Standards address ‘unknown variables’ that could prevent students from engaging

Posted

On April 13, Jeffco Public Schools informed families that in response to COVID-19 and the need to transition to remote learning and instruction, grading will look different this semester for students in all grade levels.

“In a remote learning environment, there are many unknown variables that can contribute to students’ ability or inability to engage,” said the district statement, prompting Jeffco to change its grading approach.

For high school and middle school students, grades will be determined based on several factors.

“As long as students continue to participate,” students’ grades cannot drop lower than the grade they received in the most recently completed grading period, the statement said.
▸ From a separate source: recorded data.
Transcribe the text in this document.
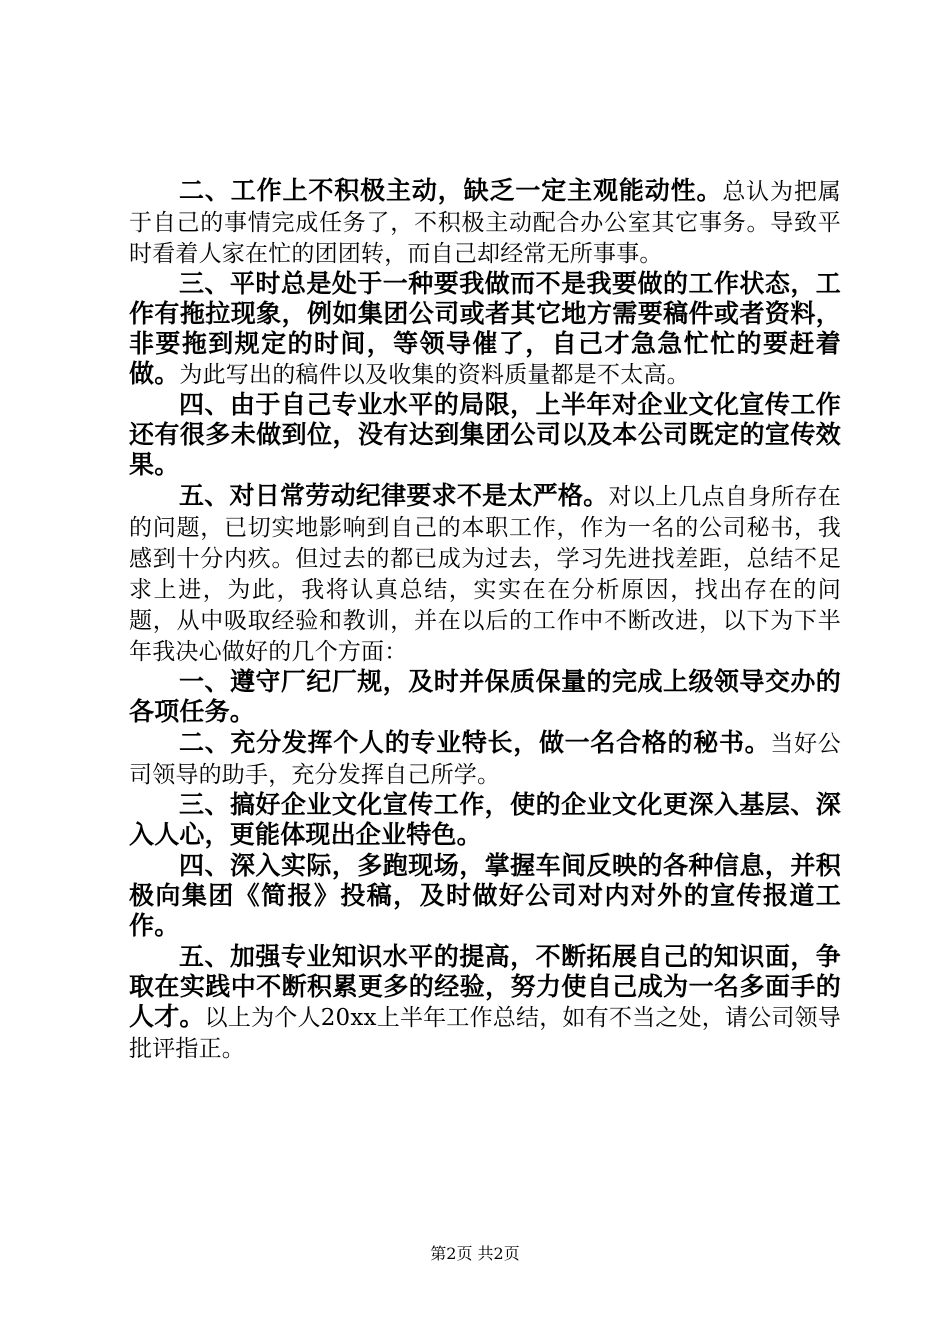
二、工作上不积极主动，缺乏一定主观能动性。总认为把属于自己的事情完成任务了，不积极主动配合办公室其它事务。导致平时看着人家在忙的团团转，而自己却经常无所事事。

三、平时总是处于一种要我做而不是我要做的工作状态，工作有拖拉现象，例如集团公司或者其它地方需要稿件或者资料，非要拖到规定的时间，等领导催了，自己才急急忙忙的要赶着做。为此写出的稿件以及收集的资料质量都是不太高。

四、由于自己专业水平的局限，上半年对企业文化宣传工作还有很多未做到位，没有达到集团公司以及本公司既定的宣传效果。

五、对日常劳动纪律要求不是太严格。对以上几点自身所存在的问题，已切实地影响到自己的本职工作，作为一名的公司秘书，我感到十分内疚。但过去的都已成为过去，学习先进找差距，总结不足求上进，为此，我将认真总结，实实在在分析原因，找出存在的问题，从中吸取经验和教训，并在以后的工作中不断改进，以下为下半年我决心做好的几个方面：

一、遵守厂纪厂规，及时并保质保量的完成上级领导交办的各项任务。

二、充分发挥个人的专业特长，做一名合格的秘书。当好公司领导的助手，充分发挥自己所学。

三、搞好企业文化宣传工作，使的企业文化更深入基层、深入人心，更能体现出企业特色。

四、深入实际，多跑现场，掌握车间反映的各种信息，并积极向集团《简报》投稿，及时做好公司对内对外的宣传报道工作。

五、加强专业知识水平的提高，不断拓展自己的知识面，争取在实践中不断积累更多的经验，努力使自己成为一名多面手的人才。以上为个人20xx上半年工作总结，如有不当之处，请公司领导批评指正。

第2页 共2页
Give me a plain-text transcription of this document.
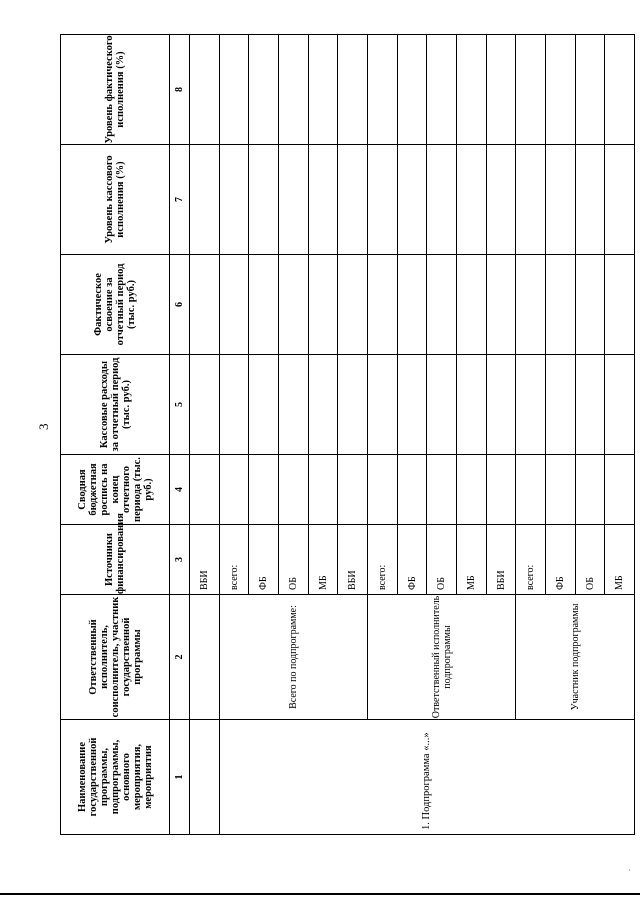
3
Наименование государственной программы, подпрограммы, основного мероприятия, мероприятия	Ответственный исполнитель, соисполнитель, участник государственной программы	Источники финансирования	Сводная бюджетная роспись на конец отчетного периода (тыс. руб.)	Кассовые расходы за отчетный период (тыс. руб.)	Фактическое освоение за отчетный период (тыс. руб.)	Уровень кассового исполнения (%)	Уровень фактического исполнения (%)
1	2	3	4	5	6	7	8
		ВБИ					
1. Подпрограмма «...»	Всего по подпрограмме:	всего:					
		ФБ					
		ОБ					
		МБ					
		ВБИ					
	Ответственный исполнитель подпрограммы	всего:					
		ФБ					
		ОБ					
		МБ					
		ВБИ					
	Участник подпрограммы	всего:					
		ФБ					
		ОБ					
		МБ					
·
That period may be a semester, trimester or quarter, depending on the school.

Individual schools determine what measures show a student is participating in remote learning.

“Definitions of participation should include demonstrating progress towards mastery of content standards,” the statement said.

While participating students’ grades cannot drop, students can raise their grades by completing assignments throughout the remainder of the school year.

In high schools, students can also choose to accept a credit or no credit indicator on their transcript instead of a traditional grade, though the option may not be available for some concurrent or dual enrollment classes.

In elementary schools, “for the duration of the third trimester, students and teachers have exclusively engaged in remote learning,” the statement said. “Because of this shift, grading for the remainder of this academic year will focus on more qualitative feedback from teachers,” including comments on whether a student has met expectations and can advance to the next grade in the fall.

Charter and innovation schools will determine and communicate their own grading policies, the statement said.